One of the concepts in Plain and BSA is that you develop distributed system, not a single application or device. Meaning that state diagrams and logic can relate to a list of modules that are located either on HMI, on some server or a device distributed in a network. Both PLD and UML State Diagrams support this.
To enable this we will need to maintain a list of modules. A module is a functional module where you decide where you want this located by simply selecting platform from a list. This also means that you with a single click can move modules between platforms. Obviously we also need a definition of Nodes so we can describe the system we develop and a target platform selection – the later is static, build-in for now. It get a bit complicated, but the concept will save a big bulk of development hours by reducing complexity for the developer.
And here comes the trick called RPC (Remote Procedure Call). If PLD make a function call that call will need to adapt to wherever the module is local or on a remote node. If a function is local you simply make a standard local call, but if a function is remote it needs to convert into a message that is sent and wait for response (or timeout). The developer need to be aware of this, so function calls needs to be enabled for RPC as they are called.

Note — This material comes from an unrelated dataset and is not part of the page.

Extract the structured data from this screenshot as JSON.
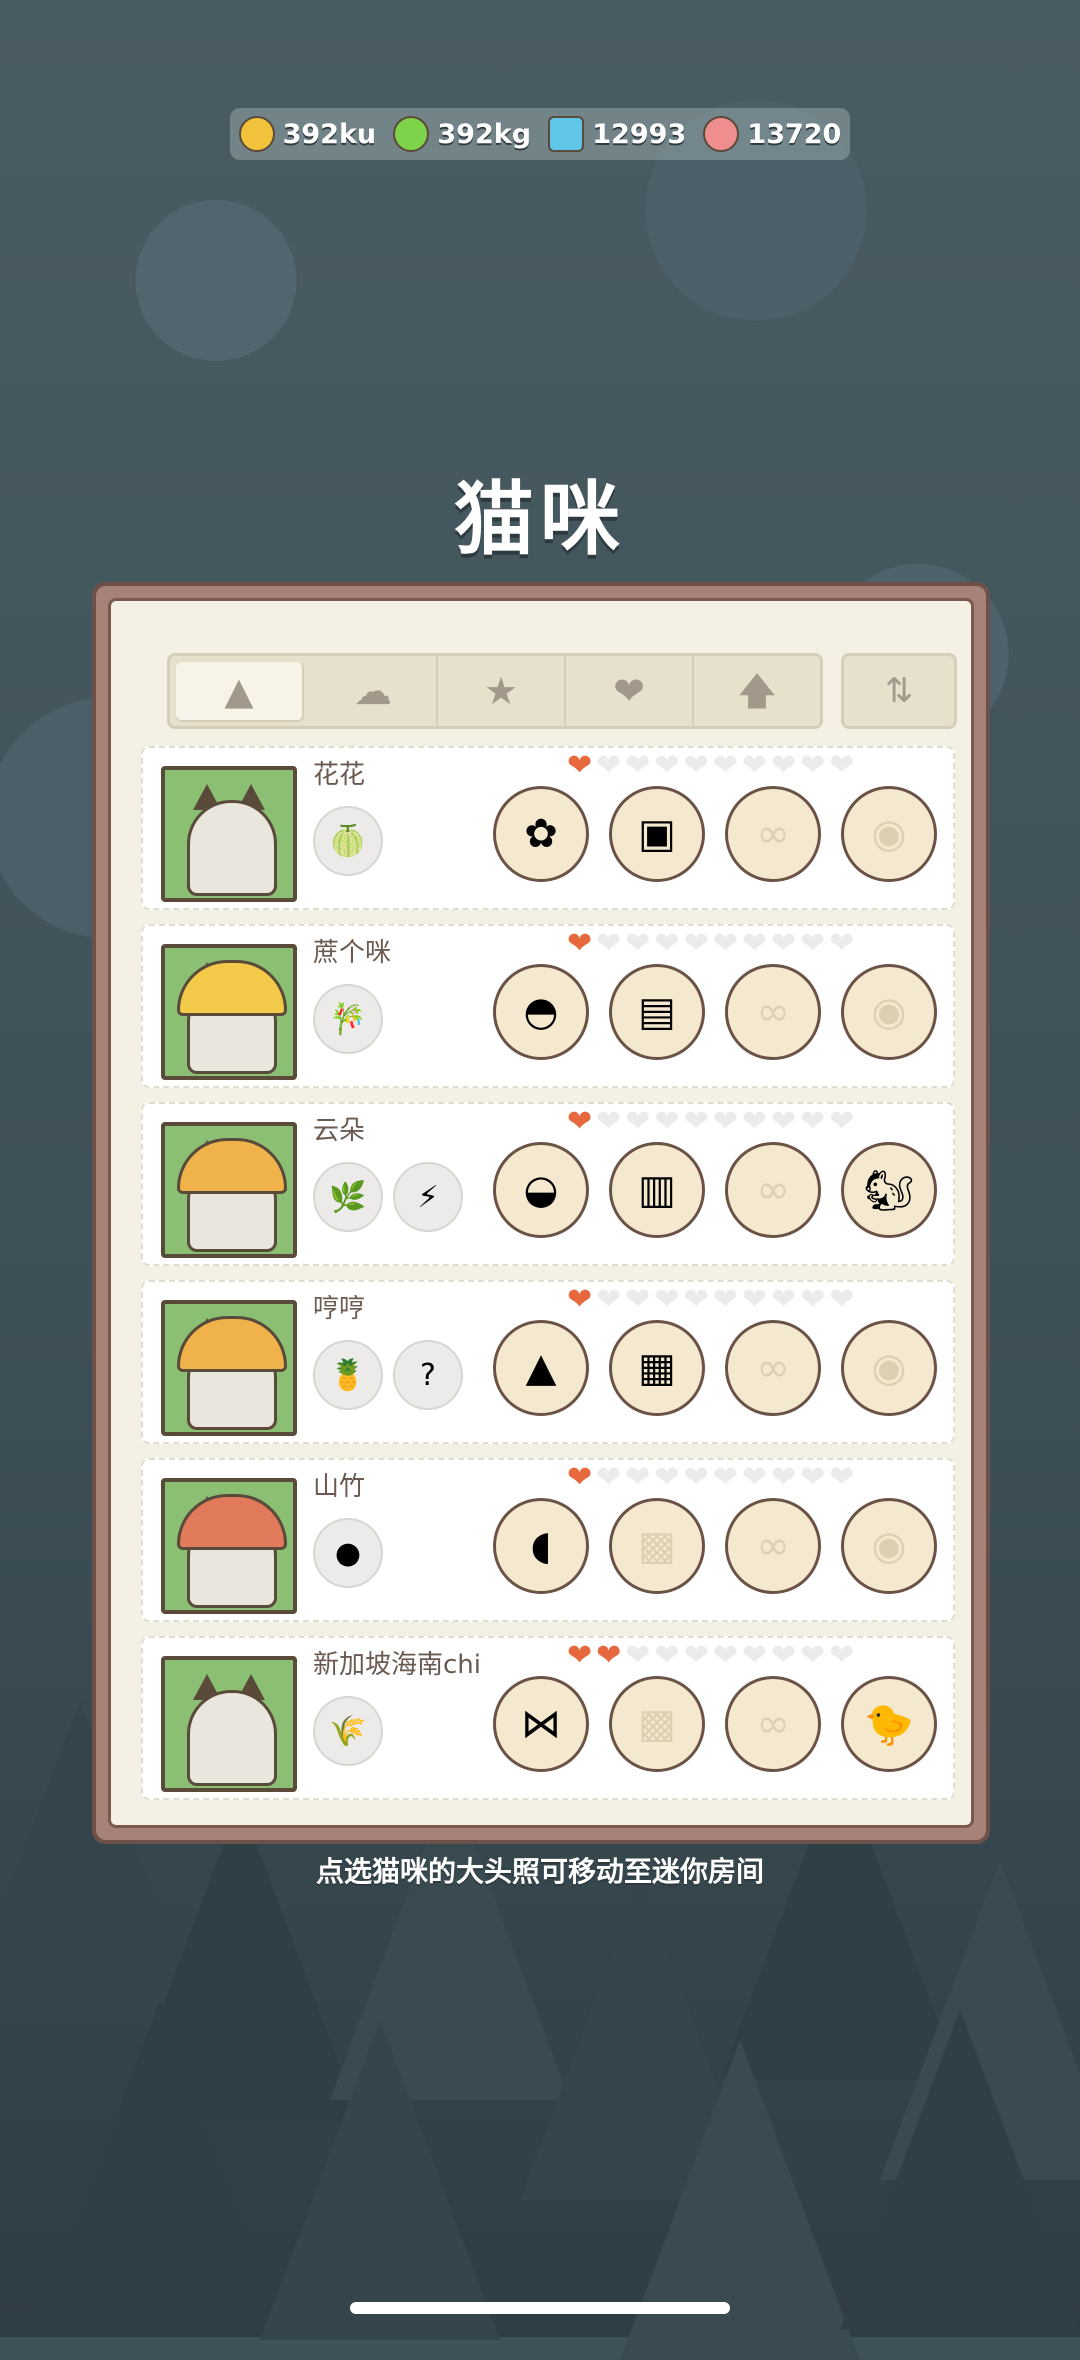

Module is the key here because this also means that the repository needs to be structured around modules as the root component – something that goes hand in hand with how Plain is designed and works well for all other target languages.
Another level that is BSA specific is that we need to be able to load multiple projects. This will enable BSA to copy modules between projects or use library projects. Now this creates a new requirement as we need to keep track of dependencies between projects.
Going back to the discussion wherever I should use WPF or QML I think the discussion above tells it all. I have only worked a few days in WPF and are straight back into BSA functionality rather than HMI “How To”. Integration between XAML and C# is much easier to deal with than fighting the complexity of QML. That said I still miss some of the good things about QML so it is not a black/white discussion!